En los ochenta las embarazadas fumaban y la gente botaba la basura a la calle sin pensarlo. Yo crecí en los noventa, vengo de una generación en la que los bebés tomaban biberones con Fanta o Coca-Cola y los niños se atoraban de salchichas de coctel en las fiestas infantiles. Cero conciencia de cuidar el planeta y ni hablar de autocuidado.
En ese entorno tóxico obviamente era difícil, imposible, hablar de feminismo. A diferencia de los centennials, quienes crecen en una sociedad en la que el veganismo, el feminismo, el ecologismo y demás ismos están por lo menos sobre la mesa para ser discutidos, yo crecí en una generación en la que hablar de feminismo era considerado anticuado.
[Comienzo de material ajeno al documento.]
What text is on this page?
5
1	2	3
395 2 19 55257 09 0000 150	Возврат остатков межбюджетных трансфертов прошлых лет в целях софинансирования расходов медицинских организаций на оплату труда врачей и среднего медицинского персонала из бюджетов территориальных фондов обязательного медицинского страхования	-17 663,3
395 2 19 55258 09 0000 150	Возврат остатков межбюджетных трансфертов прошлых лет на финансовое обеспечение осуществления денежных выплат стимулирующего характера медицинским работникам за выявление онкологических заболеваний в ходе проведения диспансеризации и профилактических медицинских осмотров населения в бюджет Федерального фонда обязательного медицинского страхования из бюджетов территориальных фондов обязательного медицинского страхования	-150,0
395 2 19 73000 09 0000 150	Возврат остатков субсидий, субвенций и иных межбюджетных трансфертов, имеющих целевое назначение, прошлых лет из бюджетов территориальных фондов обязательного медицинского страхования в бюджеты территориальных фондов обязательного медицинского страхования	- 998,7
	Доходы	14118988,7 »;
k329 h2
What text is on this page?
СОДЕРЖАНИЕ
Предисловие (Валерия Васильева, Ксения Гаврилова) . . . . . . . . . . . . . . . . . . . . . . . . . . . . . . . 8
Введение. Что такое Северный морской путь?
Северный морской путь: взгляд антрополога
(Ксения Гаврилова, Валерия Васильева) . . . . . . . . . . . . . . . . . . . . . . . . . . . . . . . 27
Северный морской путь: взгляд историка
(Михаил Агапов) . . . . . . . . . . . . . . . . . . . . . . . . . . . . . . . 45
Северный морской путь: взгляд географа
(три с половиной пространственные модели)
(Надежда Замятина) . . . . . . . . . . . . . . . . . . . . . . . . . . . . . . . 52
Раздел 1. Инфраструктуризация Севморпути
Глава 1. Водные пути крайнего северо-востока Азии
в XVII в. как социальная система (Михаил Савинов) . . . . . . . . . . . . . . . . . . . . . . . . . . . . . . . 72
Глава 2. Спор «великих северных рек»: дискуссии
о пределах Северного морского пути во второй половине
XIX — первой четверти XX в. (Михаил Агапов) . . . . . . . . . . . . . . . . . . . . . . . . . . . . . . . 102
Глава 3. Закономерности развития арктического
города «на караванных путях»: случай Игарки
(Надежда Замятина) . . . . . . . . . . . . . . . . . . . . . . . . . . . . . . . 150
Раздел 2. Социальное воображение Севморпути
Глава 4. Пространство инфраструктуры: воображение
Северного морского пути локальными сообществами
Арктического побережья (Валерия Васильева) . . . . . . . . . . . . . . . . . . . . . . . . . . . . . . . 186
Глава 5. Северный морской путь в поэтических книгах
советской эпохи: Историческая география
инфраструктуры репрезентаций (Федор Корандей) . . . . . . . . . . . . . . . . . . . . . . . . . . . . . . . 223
Quiere decir que crecí callando. Callando violencias cotidianas como escuchar que un colega le diga gorda a otra colega, o que un amigo de más de cincuenta afirme que no sale con mujeres de cincuenta para arriba porque “son viejas”, o que un periodista considerado inteligentísimo y culto me diga, hecho el chistoso, que espera que mi primer libro de maternidad no hable de las conversaciones cursis e irrelevantes sobre cesárea y pañales. “Guácala”.
O que cuando tenías veinte años haya sido normal que un “amigo” intente manosearte aunque le digas que no mil veces. O que después de una farra loca te hayas despertado con un tipo al lado y hayas tenido que preguntarle si es que ayer “pasó algo”, es decir, si por azar no te violó mientras dormías, y claro, luego te hayas ido a la casa sintiéndote culpable por haberte puesto una falda muy corta o por haber tomado de más…
Cosas así he vivido algunas veces. La situación es rara, pero al vivirla no soy capaz de definirla o de digerirla. Solo después de horas, o días, me doy cuenta de que no es normal. De que eso fue violencia. Y claro, pienso que debí mandarles a la mierda. Too late.
Soy lenta. Me toma entender el comportamiento humano. No entiendo de manipulación, de chantaje, de metáforas, insinuaciones o dobles sentidos. Al igual que las personas con rasgos asperger, no suelo leer entre líneas. Entiendo una hora después de que me han despedido o me han coqueteado. Esa es una de las razones por las que varias veces he desperdiciado unas cuantas cachetadas. Esa es una razón, la otra es que hay demasiados micromachismos (y no por micro menos violentos) normalizados.
Ya lo he dicho, no he dado las cachetadas que debía dar en el momento adecuado, por eso escribo. Y algunas personas (sobre todo hombres) que han leído algunas de mis historias me han dicho cosas como: “No entiendo por qué ella no se defiende, por qué no le pega una cachetada al tipo y lo manda al carajo. ¡Está haciendo quedar mal a las feministas!”. ¿Que por qué no lo hace? Vaya, porque no es tan fácil.
¿Demasiado no? Hacen comentarios sobre tu cuerpo, intentan tocarte sin tu consentimiento, llaman vieja a la mujer de su misma edad, y después ellos mismos te culpan por no ser lo suficientemente “feminista”. Plop.
Me molesta que se piense que las mujeres que creamos debemos construir personajes femeninos “empoderados”. No. Para llegar a ser mujeres empoderadas (ay, odio esta palabra) debemos escribir no de las fortalezas sino de las fragilidades, no de las certezas sino de las preguntas.